The past two weeks are the first time in 2022 that any of Minnesota (4%) has been in extreme drought. In comparison and as you probably recall, drought in 2021 was the most severe in Minnesota since at least 1988, with more than half the state experiencing extreme drought and 8% experiencing exceptional drought. Below is a comparison of peak drought conditions in 2021 and 2022, illustrating the differences in intensity and timing of this multi-year drought.
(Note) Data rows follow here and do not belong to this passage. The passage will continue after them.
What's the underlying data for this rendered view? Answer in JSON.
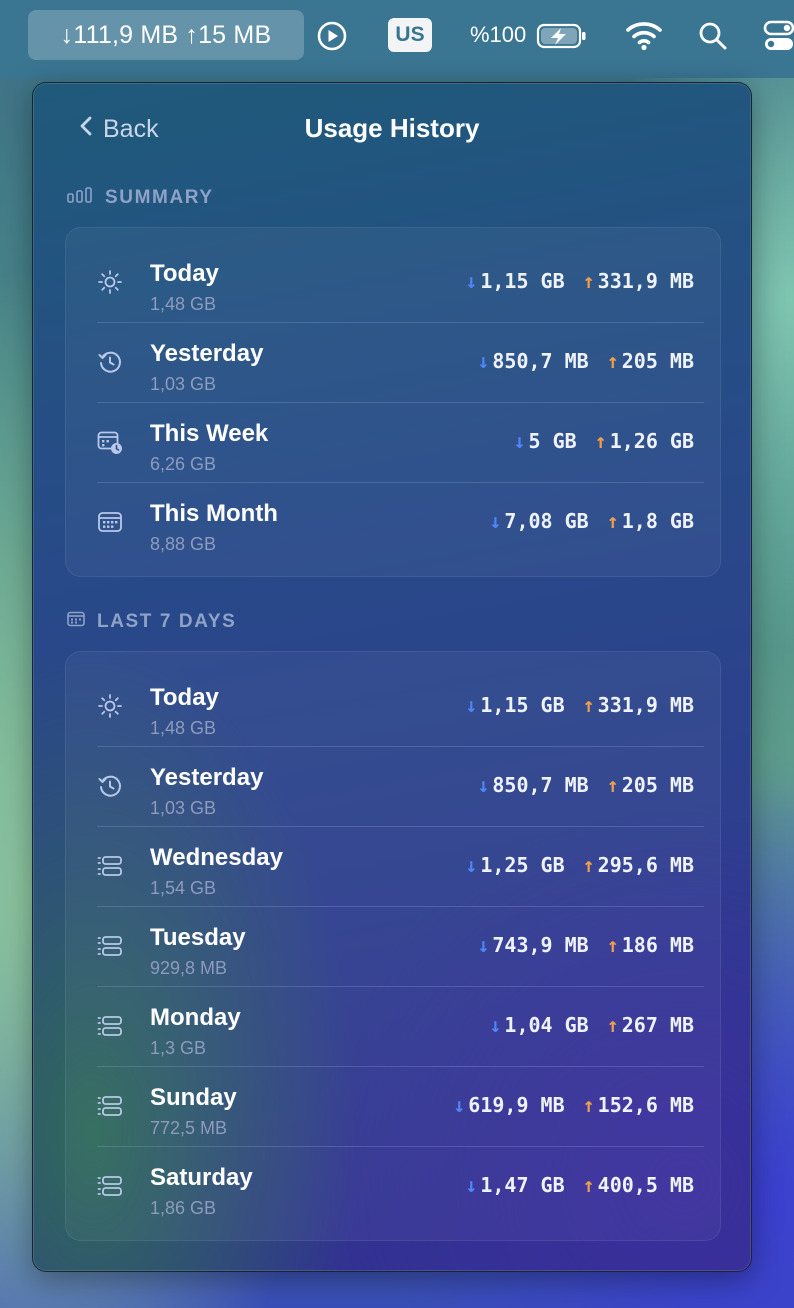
{
  "menubar": {
    "net_status": "↓111,9 MB ↑15 MB",
    "keyboard_layout": "US",
    "battery_percent": "%100"
  },
  "header": {
    "back_label": "Back",
    "title": "Usage History"
  },
  "summary": {
    "title": "SUMMARY",
    "rows": [
      {
        "name": "Today",
        "total": "1,48 GB",
        "down": "1,15 GB",
        "up": "331,9 MB",
        "icon": "sun-icon"
      },
      {
        "name": "Yesterday",
        "total": "1,03 GB",
        "down": "850,7 MB",
        "up": "205 MB",
        "icon": "history-icon"
      },
      {
        "name": "This Week",
        "total": "6,26 GB",
        "down": "5 GB",
        "up": "1,26 GB",
        "icon": "calendar-clock-icon"
      },
      {
        "name": "This Month",
        "total": "8,88 GB",
        "down": "7,08 GB",
        "up": "1,8 GB",
        "icon": "calendar-icon"
      }
    ]
  },
  "last7": {
    "title": "LAST 7 DAYS",
    "rows": [
      {
        "name": "Today",
        "total": "1,48 GB",
        "down": "1,15 GB",
        "up": "331,9 MB",
        "icon": "sun-icon"
      },
      {
        "name": "Yesterday",
        "total": "1,03 GB",
        "down": "850,7 MB",
        "up": "205 MB",
        "icon": "history-icon"
      },
      {
        "name": "Wednesday",
        "total": "1,54 GB",
        "down": "1,25 GB",
        "up": "295,6 MB",
        "icon": "list-icon"
      },
      {
        "name": "Tuesday",
        "total": "929,8 MB",
        "down": "743,9 MB",
        "up": "186 MB",
        "icon": "list-icon"
      },
      {
        "name": "Monday",
        "total": "1,3 GB",
        "down": "1,04 GB",
        "up": "267 MB",
        "icon": "list-icon"
      },
      {
        "name": "Sunday",
        "total": "772,5 MB",
        "down": "619,9 MB",
        "up": "152,6 MB",
        "icon": "list-icon"
      },
      {
        "name": "Saturday",
        "total": "1,86 GB",
        "down": "1,47 GB",
        "up": "400,5 MB",
        "icon": "list-icon"
      }
    ]
  },
  "colors": {
    "download_arrow": "#4f86f7",
    "upload_arrow": "#f0a04b"
  }
}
Precipitation deficits and drought can persist over several years, and areas all Minnesotans should be mindful of water conservation now and on an ongoing basis. Water use restrictions would be more likely when demands and use were higher. By mid-October, both water use and temperatures typically have declined sharply from summer levels. Since the start of the year, precipitation deficits this year in southern Minnesota have accumulated to 6 to 10 inches below normal, most of which has occurred since July 1. From July 1 through early October, precipitation deficits of 3 to 7 inches are observed not only in southern Minnesota but also in central and northwestern portions of the state. This is in addition to 2021 deficits, which generally ranged from 3 to 6 inches in the northern half of the state and between 6 and 9 inches in the east central and southeastern portions of the state.
Precipitation deficits in fall and leading through the winter can often dictate drought conditions leading into the spring. That was the case for the 2021 drought, and it is possible that these deficits in late 2022 will persist into 2023.
During drought, water resources are particularly stressed, effecting ecosystems, groundwater, fish, and wildlife habitats.
While seasonal water use changes may temporarily reduce urgency and the need for more restrictive actions, the DNR encourages all Minnesotans to help conserve water. Adopting regular water conservation measures helps plan for drought and future water-use strategies in 2023.